High Definition TV A Failure
September 17, 1997
As the new television season begins, most viewers are more concerned about the quality of the programming than the quality of their pictures. Indeed, for years viewers have been telling the networks that they are thoroughly dissatisfied with the quality of their fare. The percentage of Americans tuning into the three major networks has fallen by about 50 percent in the last 20 years and about a fourth in the last 10. Nevertheless, rather than deal with the fundamental problem by making their programs better, the major networks are staking their future on simply improving picture quality through high-definition television (HDTV).
HDTV is a method of producing television pictures that is far sharper and clearer than that in use today. The technology has been around since the early 1980s, but its advance has been slowed by high cost. All television cameras, broadcasting equipment and home televisions will have to be replaced to watch programs in HDTV. HDTV sets sell for between $3,000 and $5,000.
To overcome the cost problem, television broadcasters and manufacturers have pushed for government subsidies. The Reagan Administration resisted such efforts, but the Bush Administration was initially sympathetic. Bush's Commerce Secretary, Robert Mosbacher, was a strong proponent of subsidies for HDTV, warning that without subsidies for U.S. companies American consumers would be dependent on foreign technology. Mosbacher was strongly supported by the Defense Department, which viewed HDTV has an indirect means of propping up the U.S. semiconductor industry. Large numbers of semiconductors are used in HDTV.
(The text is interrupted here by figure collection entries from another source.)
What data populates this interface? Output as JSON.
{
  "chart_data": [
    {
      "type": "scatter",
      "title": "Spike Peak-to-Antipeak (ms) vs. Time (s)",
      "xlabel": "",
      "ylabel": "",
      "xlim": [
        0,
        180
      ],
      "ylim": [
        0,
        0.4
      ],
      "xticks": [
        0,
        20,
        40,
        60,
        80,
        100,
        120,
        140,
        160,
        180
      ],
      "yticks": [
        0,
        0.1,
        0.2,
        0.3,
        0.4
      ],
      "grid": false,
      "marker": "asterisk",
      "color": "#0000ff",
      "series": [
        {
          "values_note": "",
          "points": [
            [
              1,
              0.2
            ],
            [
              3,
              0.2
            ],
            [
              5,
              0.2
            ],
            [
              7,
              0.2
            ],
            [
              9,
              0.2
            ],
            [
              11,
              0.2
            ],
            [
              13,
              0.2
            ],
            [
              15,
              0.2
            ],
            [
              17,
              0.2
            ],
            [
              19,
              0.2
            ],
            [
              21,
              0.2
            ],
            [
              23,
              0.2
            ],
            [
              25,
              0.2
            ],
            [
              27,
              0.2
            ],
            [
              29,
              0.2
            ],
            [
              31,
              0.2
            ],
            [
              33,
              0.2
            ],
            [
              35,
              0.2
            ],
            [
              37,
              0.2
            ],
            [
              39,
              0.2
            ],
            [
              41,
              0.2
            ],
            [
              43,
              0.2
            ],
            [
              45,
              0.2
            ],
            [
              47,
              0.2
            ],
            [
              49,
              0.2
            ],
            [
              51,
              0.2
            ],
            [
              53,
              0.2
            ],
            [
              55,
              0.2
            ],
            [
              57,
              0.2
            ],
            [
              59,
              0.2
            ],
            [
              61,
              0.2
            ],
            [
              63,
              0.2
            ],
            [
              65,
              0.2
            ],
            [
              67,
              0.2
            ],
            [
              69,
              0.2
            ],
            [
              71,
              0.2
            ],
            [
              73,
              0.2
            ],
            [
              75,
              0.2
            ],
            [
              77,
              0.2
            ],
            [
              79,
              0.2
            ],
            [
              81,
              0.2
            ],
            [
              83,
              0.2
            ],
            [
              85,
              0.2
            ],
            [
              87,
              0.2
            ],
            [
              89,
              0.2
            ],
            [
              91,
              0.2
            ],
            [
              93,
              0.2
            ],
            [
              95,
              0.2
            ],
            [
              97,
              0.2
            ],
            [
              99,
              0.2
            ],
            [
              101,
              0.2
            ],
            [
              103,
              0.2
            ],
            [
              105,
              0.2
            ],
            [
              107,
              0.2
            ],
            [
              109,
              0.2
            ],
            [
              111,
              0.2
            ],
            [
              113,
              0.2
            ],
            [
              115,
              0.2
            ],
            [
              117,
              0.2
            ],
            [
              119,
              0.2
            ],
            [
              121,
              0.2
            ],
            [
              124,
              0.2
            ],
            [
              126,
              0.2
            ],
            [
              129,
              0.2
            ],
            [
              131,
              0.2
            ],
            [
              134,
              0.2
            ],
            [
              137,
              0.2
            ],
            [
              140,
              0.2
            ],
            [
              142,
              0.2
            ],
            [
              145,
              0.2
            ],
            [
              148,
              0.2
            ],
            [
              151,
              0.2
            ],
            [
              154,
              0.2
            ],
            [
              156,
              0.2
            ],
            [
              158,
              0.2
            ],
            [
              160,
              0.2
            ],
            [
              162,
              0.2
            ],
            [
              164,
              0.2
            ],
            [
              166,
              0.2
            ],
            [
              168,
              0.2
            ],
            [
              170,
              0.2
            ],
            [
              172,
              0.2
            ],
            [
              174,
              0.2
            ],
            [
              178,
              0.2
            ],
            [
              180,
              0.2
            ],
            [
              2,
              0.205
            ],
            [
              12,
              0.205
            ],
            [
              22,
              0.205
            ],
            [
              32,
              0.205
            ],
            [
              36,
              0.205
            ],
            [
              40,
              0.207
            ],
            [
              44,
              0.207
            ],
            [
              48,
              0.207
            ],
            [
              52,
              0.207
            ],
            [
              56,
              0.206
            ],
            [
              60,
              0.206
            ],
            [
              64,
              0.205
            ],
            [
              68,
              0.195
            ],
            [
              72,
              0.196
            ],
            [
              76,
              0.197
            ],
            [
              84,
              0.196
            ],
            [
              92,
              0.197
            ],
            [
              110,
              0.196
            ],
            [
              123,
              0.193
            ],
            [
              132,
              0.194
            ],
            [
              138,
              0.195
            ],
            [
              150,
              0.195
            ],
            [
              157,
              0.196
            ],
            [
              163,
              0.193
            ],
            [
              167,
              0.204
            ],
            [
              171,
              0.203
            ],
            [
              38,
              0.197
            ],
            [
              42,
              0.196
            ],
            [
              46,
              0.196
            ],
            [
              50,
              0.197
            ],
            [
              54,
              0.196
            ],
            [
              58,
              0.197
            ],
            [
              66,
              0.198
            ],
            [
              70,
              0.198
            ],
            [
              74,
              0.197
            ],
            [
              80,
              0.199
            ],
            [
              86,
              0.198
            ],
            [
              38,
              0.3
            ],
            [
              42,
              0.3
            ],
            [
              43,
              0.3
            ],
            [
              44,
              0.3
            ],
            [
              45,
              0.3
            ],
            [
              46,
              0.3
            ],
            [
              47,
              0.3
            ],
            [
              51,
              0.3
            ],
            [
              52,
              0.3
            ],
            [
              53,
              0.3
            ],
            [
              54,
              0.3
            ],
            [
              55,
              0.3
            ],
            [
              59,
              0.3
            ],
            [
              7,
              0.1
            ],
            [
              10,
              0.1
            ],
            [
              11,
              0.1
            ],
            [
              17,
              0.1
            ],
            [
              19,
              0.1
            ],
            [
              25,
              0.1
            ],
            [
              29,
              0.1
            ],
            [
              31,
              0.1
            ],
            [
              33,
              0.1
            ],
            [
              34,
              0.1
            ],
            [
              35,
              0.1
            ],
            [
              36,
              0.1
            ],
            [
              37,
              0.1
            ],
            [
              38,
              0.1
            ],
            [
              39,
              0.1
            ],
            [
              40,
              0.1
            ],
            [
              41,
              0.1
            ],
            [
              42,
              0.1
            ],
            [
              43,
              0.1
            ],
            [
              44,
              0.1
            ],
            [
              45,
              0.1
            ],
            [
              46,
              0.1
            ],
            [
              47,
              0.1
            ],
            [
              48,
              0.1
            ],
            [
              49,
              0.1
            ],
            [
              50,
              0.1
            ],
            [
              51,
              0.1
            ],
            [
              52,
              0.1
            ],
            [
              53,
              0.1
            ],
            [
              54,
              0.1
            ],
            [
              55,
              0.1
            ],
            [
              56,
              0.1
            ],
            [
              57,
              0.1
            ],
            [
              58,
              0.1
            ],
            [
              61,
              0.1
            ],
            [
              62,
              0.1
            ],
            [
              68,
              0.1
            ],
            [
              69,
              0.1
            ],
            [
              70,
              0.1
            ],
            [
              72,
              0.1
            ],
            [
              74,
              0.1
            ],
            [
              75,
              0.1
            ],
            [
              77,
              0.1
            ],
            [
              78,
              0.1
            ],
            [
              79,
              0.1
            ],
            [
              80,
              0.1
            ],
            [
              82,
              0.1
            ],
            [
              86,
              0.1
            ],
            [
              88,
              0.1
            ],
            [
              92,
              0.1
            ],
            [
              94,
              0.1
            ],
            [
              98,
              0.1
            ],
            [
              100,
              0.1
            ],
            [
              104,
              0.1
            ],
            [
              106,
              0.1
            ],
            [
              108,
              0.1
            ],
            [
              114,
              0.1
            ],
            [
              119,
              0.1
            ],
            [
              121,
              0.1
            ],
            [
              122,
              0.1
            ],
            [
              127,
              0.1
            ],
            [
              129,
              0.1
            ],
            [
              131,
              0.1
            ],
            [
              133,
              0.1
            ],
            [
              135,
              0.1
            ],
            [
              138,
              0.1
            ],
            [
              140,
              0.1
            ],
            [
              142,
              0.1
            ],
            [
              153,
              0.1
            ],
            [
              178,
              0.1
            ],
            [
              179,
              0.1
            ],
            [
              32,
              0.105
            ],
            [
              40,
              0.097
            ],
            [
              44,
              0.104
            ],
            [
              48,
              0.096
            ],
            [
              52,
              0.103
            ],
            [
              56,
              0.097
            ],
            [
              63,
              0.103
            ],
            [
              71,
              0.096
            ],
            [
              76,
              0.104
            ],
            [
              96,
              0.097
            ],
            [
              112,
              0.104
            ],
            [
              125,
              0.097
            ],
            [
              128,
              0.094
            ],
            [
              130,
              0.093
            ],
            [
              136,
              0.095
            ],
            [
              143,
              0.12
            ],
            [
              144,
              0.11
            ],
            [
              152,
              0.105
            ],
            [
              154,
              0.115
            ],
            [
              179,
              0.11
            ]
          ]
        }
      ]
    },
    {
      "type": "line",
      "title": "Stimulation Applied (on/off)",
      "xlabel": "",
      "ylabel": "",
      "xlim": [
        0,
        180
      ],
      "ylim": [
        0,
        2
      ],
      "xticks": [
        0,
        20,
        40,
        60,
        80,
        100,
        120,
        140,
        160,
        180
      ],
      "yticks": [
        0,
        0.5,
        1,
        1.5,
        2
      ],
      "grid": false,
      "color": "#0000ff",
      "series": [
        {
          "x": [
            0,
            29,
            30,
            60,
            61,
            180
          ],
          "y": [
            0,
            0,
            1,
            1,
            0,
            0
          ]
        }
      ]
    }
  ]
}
The Japanese and the Europeans were said to be far ahead of the U.S. in the race for HDTV, largely because of government subsidies. It was widely predicted that HDTV would be the biggest technological development of the 1990s. In 1988, the American Electronics Association predicted that by the end of this decade consumers would be spending $50 billion per year on HDTV equipment, most of it going to foreigners. It warned that unless a strong domestic HDTV industry developed, it would have serious repercussions for many other industries, including personal computers and industrial equipment.
In the end, the Bush Administration decided against subsidizing HDTV. This decision was less due to concerns about the efficacy of subsidies than to technical problems. It was not yet clear precisely what form HDTV technology would take and there was a fear of betting on the wrong horse. The example of video cassette recorders was much in mind. In that case, the beta system came out first and was generally considered to be superior. But ultimately the VHS system came to dominate the market. Until it became clear what the dominant form of HDTV would be, the Bush Administration decided to hold back.
It turned out to be a wise decision. Within a short time it became clear that the analog HDTV system that the Japanese and Europeans bet on was inferior to the digital system that soon became available. Had the Bush Administration instituted a subsidy program it would have backed the analog system, even though it was already obsolete. Secretary Mosbacher's top assistant even admitted to me afterward that it was a lucky thing that the subsidy program had been killed.
HDTV has been a failure. As a recent Wall Street Journal article put it, "Rarely in the history of American business has there been a new technology that promised so much--and delivered so little." However, HDTV lives on. At the behest of television broadcasters and manufacturers, last December the Federal Communications Commission mandated that television stations start broadcasting HDTV next year. Whether anyone will buy an HDTV set to watch remains to be seen.